When “gospel” meets “kingdom”

By Charles Colton Allen, Biblical Studies Student and Student Fellow of the Center for Apologetics and Cultural Engagement at Liberty University, Member of Reformed Episcopal Church. @CCAllen27

The gospel should never be reduced to simply a message of personal salvation. Doing so leaves us with a malnourished understanding of the gospel. It is much more than a message of personal salvation, but this is not to say that personal salvation is not an important part of the gospel. Instead, personal salvation needs to be understood in its appropriate context: a story within the gospel narrative.

The gospel is the good news about the kingdom of God coming and with it life, truth, beauty, goodness, and love uncorrupted. The good news is Jesus the chosen one of God, the messiah, ushering in the kingdom of God and defeating sin and death. However, this was not done in a way we would expect. This messiah, this Jesus, initiated the coming of the kingdom of God and the end of sin and death by dying a death fit for criminals and slaves: crucifixion.

This is quite the quandary. How does a crucified messiah bring in God’s Kingdom? How does death overcome sin and death? Jesus the messiah was crucified to say “Yes!” to these questions: “is there a loving God?” and “will every bad thing become untrue?”

From God’s very being come forth life, truth, beauty, goodness, and love. If these things come from His very nature, then He must make untrue all things contrary to His nature. There is no room in the kingdom of God for sin or death. “Yes!” God will make every bad thing come untrue, but humans are in a grave predicament.

We all have shown to be contrary to God’s nature in our thoughts, words, and deeds. Will we be made untrue? God says “No!” because He has said “Yes!” to humanity in being the citizens of His Kingdom. However, God has to do something about our corruption, our sin, so that we can be a part His kingdom. In being crucified and dying, Jesus the perfect lamb of God canceled the debt of sin for humanity (Col. 2:14), and has cleared the path for humans to become citizens of the kingdom of God.

Jesus’ life does not end in death though. Three days after His death, Jesus was raised from the dead. In His resurrection, Jesus rendered sin powerless because death, the result of sin, was overcome and defeated. The citizens of the kingdom of God no longer have to worry about sin and death reigning ever again. Instead, the one who truly reigns is Jesus in the kingdom of God.

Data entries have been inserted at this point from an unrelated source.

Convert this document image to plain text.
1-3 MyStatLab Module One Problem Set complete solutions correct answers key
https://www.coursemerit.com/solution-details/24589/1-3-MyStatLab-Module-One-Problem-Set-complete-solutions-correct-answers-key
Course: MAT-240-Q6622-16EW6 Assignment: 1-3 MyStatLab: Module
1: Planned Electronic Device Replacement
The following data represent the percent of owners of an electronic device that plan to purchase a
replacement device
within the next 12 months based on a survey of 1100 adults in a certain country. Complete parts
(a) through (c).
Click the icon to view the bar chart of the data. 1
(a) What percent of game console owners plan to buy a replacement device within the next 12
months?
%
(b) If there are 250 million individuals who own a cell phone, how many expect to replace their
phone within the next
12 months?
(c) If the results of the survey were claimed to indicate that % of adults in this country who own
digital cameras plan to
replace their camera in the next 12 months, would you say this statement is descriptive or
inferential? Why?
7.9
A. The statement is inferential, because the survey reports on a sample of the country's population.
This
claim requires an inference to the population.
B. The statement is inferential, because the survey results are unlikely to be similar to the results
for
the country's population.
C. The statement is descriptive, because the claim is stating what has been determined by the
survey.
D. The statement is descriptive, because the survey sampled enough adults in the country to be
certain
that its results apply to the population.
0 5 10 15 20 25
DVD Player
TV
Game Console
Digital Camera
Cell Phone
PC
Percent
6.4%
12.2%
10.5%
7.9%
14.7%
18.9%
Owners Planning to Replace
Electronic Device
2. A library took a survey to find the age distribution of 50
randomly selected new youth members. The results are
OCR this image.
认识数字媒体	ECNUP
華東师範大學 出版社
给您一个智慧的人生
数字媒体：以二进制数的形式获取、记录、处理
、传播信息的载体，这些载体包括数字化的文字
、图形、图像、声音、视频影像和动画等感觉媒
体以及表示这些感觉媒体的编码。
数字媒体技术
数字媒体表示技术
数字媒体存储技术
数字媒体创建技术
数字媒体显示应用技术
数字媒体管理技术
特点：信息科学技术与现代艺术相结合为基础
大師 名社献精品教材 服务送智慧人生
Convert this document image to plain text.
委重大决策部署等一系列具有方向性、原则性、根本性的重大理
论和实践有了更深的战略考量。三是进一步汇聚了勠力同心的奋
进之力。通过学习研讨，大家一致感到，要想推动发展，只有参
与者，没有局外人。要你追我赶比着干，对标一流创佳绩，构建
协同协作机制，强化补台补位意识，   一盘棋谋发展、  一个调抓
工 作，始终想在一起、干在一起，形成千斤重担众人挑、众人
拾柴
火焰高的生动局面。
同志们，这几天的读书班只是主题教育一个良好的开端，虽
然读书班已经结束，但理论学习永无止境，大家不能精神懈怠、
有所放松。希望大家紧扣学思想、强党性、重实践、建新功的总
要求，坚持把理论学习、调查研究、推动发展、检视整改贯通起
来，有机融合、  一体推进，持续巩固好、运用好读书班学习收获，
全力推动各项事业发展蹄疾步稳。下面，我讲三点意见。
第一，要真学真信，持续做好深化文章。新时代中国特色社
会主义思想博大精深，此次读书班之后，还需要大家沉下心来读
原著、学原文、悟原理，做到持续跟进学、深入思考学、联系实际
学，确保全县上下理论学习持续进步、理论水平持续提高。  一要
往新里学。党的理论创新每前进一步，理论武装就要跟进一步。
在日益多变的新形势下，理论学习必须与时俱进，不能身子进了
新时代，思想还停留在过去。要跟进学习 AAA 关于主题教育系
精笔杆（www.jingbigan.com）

This is the revolutionary fact of the good news. The reason why Jesus will be reigning in the kingdom of God is the same reason why Jesus could be the perfect lamb of God and why He was raised from the dead: Jesus is God Himself incarnate. In King Jesus, God has shown solidarity with humanity and dwelt among us.

Now why all this for humanity? Why did God humiliate Himself to live and suffer as a human (Phil. 2:6-9)? The Gospel of John tells us that God’s motivation for sending Himself in His Son was His love (John 3:16). Here it has been shown the answer to the question that weighs on our hearts and minds. Here is the loving God, and this loving God says “Yes!” to humanity being the citizens of His kingdom so that we can be His people and He be our God (Jer. 24:7, 31:33, 32:38; Ezek. 11:20, 14:11, 37:23-27; Zech. 8:8; 2 Cor. 6:16; Heb. 8:10).

Since the foundations of the world, there has been a gospel narrative that has been going on the whole time. This narrative is of God overcoming sin and death to establish His eternal kingdom through Jesus. This kingdom has been established by Jesus and for Jesus who is and will be the king of this kingdom. Humanity has been given to Jesus to be the citizens of His kingdom. Therefore, there must be personal salvation in order for humanity to participate in the good news of the kingdom of God. This is the place of personal salvation within the gospel.